Random thoughts: The design is interesting, as consistency is a property hard to achieve, but the presented design not motivated (at least not in this section) and alternative designs are not really discussed. It is interesting that in general, the more mechanism is thrown to cope with failures (e.g. more redundancy), the more complex the system design is and more errors can occur due to this complexity. One can see in the paper the reliability vs overhead (delay, communication) tradeoff. Finally, the authors mention that the links between masters are “separate” but I did not understood whether they are dedicated links or just the outgoing datacenter interface is separate (if dedicated, I would wonder about the failure probability of routing vs that of the dedicated links).

Failure Trends in a Large Disk Drive Population

The paper presents failure patterns of hard drives collected from a large sample (over 100k hard drives) in Google’s data center. The paper makes the argument that failures are hard to define because failure can be context dependent (e.g. bad driver). Thus, they roughly define a hard drive to have failed if replaced in a repair procedure. As expected, failure results are significantly affected by model/manufacturer, the paper mentions this but does not show such a breakdown.

I found interesting the survival probability breakdown by age after a scan error and after a reallocation and the failure rate by age. I also liked the tracing/detection mechanism (using the Google stack) which is quite general.
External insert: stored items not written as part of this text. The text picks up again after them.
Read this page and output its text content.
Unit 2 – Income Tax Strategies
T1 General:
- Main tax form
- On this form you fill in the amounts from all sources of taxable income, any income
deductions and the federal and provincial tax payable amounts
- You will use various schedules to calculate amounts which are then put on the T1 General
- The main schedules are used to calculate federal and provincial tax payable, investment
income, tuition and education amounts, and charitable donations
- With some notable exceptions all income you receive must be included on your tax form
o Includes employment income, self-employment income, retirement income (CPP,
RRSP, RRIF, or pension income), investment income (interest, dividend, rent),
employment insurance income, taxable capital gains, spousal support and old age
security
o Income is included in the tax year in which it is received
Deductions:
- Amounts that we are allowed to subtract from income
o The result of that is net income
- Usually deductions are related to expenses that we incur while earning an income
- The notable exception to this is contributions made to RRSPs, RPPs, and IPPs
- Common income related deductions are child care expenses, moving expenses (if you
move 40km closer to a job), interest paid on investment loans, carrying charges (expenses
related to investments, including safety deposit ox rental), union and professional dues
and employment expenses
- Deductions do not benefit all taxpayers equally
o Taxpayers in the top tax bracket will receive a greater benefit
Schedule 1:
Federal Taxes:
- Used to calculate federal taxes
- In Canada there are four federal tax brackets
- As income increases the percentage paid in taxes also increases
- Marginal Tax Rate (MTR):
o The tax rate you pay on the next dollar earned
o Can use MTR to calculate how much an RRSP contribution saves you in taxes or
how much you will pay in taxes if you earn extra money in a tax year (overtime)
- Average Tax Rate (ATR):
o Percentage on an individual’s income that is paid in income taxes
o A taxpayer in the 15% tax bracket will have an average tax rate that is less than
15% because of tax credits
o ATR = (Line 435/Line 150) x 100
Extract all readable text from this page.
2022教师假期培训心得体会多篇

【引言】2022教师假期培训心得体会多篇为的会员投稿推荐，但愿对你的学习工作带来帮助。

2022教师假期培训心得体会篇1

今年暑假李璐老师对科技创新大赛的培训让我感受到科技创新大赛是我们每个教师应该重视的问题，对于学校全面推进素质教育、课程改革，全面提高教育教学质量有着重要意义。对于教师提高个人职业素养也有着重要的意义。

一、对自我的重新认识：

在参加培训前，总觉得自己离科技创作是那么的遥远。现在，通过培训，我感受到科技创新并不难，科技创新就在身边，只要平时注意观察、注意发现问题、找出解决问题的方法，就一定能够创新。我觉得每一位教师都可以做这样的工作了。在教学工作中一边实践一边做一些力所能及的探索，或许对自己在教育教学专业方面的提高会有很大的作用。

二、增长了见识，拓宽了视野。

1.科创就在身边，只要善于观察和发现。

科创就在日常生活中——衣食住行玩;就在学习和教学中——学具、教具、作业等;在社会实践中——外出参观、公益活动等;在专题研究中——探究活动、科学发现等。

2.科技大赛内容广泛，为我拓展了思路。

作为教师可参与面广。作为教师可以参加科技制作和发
I think these results may be interesting for quite some time since such detailed studies for large populations are hard to achieve and not often published, however, at least to me, a breakdown for model/manufacturer before drawing all of these charts would have made much more sense.

Failure stories

Crash: Data Center Horror Stories – this article describes a data center failure due to bad power cabling (but quite a hidden one). The most important lessons learned are: to not use a single point of failure and use specialized (data center specific) and highly reliable equipment.

Data Center Failure As A Learning Experience - this article emphasizes the role of planning and design in data center construction to “fail small”, since “fail never” may not be achievable. The article also notices that most failures are concentrated in shortly after being put in service and when approaching the end of life.